Realtime_Multi-Person_Pose_Estimation训练踩坑

阴凯歌

2023-12-01

前言

最近在研究Realtime_Multi-Person_Pose_Estimation的训练和再训练的过程。
参考 https://blog.csdn.net/qq_38469553/article/details/82119292

以及官方github
https://github.com/ZheC/Realtime_Multi-Person_Pose_Estimation

开始安装

1）Run cd training; bash getData.sh to obtain the COCO images in dataset/COCO/images/, keypoints annotations in dataset/COCO/annotations/ and COCO official toolbox in dataset/COCO/coco/.
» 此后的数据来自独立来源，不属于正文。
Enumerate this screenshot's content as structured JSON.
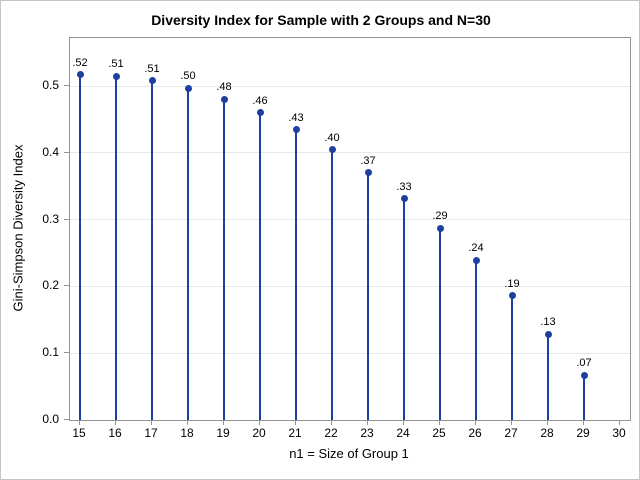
{
  "chart_data": {
    "type": "lollipop",
    "title": "Diversity Index for Sample with 2 Groups and N=30",
    "xlabel": "n1 = Size of Group 1",
    "ylabel": "Gini-Simpson Diversity Index",
    "x": [
      15,
      16,
      17,
      18,
      19,
      20,
      21,
      22,
      23,
      24,
      25,
      26,
      27,
      28,
      29
    ],
    "values": [
      0.5172,
      0.5149,
      0.508,
      0.4966,
      0.4805,
      0.4598,
      0.4345,
      0.4046,
      0.3701,
      0.331,
      0.2874,
      0.2391,
      0.1862,
      0.1287,
      0.0667
    ],
    "point_labels": [
      ".52",
      ".51",
      ".51",
      ".50",
      ".48",
      ".46",
      ".43",
      ".40",
      ".37",
      ".33",
      ".29",
      ".24",
      ".19",
      ".13",
      ".07"
    ],
    "x_ticks": [
      "15",
      "16",
      "17",
      "18",
      "19",
      "20",
      "21",
      "22",
      "23",
      "24",
      "25",
      "26",
      "27",
      "28",
      "29",
      "30"
    ],
    "x_tick_values": [
      15,
      16,
      17,
      18,
      19,
      20,
      21,
      22,
      23,
      24,
      25,
      26,
      27,
      28,
      29,
      30
    ],
    "y_ticks": [
      "0.0",
      "0.1",
      "0.2",
      "0.3",
      "0.4",
      "0.5"
    ],
    "y_tick_values": [
      0.0,
      0.1,
      0.2,
      0.3,
      0.4,
      0.5
    ],
    "xlim": [
      14.72,
      30.28
    ],
    "ylim": [
      0.0,
      0.572
    ],
    "grid": "horizontal-only",
    "legend": "none",
    "colors": {
      "stem": "#1E3F9F",
      "marker": "#1E3F9F",
      "gridline": "#E8E8E8",
      "axis_frame": "#949494",
      "tick": "#949494",
      "text": "#000000",
      "background": "#FFFFFF",
      "figure_border": "#C2C4C6"
    }
  }
}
打开getData.sh看到里面都是初始化文件夹，下载coco api和下载coco2014数据集，一起要40G左右，一开始就这么难，后面咋玩0.0

2）Run getANNO.m in matlab to convert the annotation format from json to mat in dataset/COCO/mat/.
要在matlab里运行，还得下一个matlab for linux
参考 https://blog.51cto.com/ajxiaocainiao/2307618
又是10G左右，囧

ps：下载完成后安装matlab,安装第二个iso的时候，必须重新打开一个终端（提前打开挂载会报错），然后再挂载才能挂上去。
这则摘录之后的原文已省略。